JAKARTA – Kecewa dengan respon Rumah Sakit Harapan Bunda yang belum memenuhi janji surat pernyataan yang telah dibuat, Perwakilan orang tua korban vaksin palsu menyampaikan tuntutannya kepada pimpinan DPR dan Komisi IX.
Salah satu janji di dalam surat pernyataan adalah membuka data korban penggunaan vaksin palsu periode 2013-2016.
“Alasan kami mengadu ke DPR, sesuai dengan surat pernyataan dari pihak rumah sakit yang berjanji akan taati surat pernyataan untuk membuka data pasien korban penggunaan vaksin palsu 2003-2016,” kata August dalam pertemuan di Gedung DPR, Jakarta, Selasa (19/7/2016).
Namun, menurut August, pihak RS Harapan Bunda hanya membuka data korban penggunaan vaksin palsu periode Maret hingga Juni 2016. Atas dasar itu, perwakilan orang tua korban, kata August membuat tujuh tuntutan kepada RS Harapan Bunda.
Ketujuh tuntutan itu di antaranya adalah meminta RS Harapan Bunda menerbitkan data pasien korban penggunaan vaksin palsu sejak 2003, melakukan vaksinasi ulang setelah korban dibiayai untuk medical check up di rumah sakit lain.
Selain itu, August berkata, tuntutan lainnya adalah meminta jaminan kesehatan terhadap pasien korban vaksin palsu sampai batas waktu yang tidak ditentukan.

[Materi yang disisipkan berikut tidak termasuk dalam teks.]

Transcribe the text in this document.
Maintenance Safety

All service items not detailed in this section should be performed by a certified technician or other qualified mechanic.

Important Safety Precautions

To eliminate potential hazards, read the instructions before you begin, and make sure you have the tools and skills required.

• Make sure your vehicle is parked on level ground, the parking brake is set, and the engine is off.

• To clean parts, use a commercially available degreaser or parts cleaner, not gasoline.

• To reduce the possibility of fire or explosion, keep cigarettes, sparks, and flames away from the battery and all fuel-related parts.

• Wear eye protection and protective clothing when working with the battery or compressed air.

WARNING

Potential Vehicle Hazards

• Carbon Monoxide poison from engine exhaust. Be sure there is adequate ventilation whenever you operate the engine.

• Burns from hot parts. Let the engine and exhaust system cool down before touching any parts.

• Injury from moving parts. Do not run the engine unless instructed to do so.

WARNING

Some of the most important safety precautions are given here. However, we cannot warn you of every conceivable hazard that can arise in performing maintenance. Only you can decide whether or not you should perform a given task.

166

Hal ini untuk menghindari dampak atau akibat di kemudian hari, meski vaksin palsu dinyatakan tidak berbahaya.
Sedangkan, perwakilan orang tua korban dari RS Mutiara Bunda, Adheri juga mengadukan persoalan serupa tentang pemberian vaksin palsu kepada anaknya.
Ia meminta kepada pihak rumah sakit agar melakukan medical check up terlebih dulu sebelum vaksinasi ulang terhadap korban penggunaan vaksin palsu.
“Kami minta diberikan rekam medis ke keluarga pasien dan dilakukan medical check up sebelum vaksinasi ulang. Supaya kami yakin, anak kami kena atau tidak,” kata Adheri, dikutip dari CNN Indonesia.
Sementara itu Ketua DPR Ade Komarudin menanggapi keluhan para orangtua dan mengatakan parlemen akan meminta pemerintah atau Satgas Vaksin Palsu untuk segera membuat crisis centre skala nasional di setiap rumah sakit, baik negeri maupun swasta.
“Harusnya tiap rumah sakit, baik negara maupun swasta diperintahkan membuat crisis center dan secara nasional harus dipimpin langsung oleh menteri untuk atasi masalah ini,” ujar Ade.
Pembentukan crisis center skala nasional, kata Ade, akan memudahkan informasi dan memastikan pasien korban vaksin palsu dapat ditangani dengan baik.
“Akar masalah ini, juga menjadi tugas crisis center tersebut. Panja atau tim pengawas dewan akan kerja melihat hal-hal itu,” ucapnya.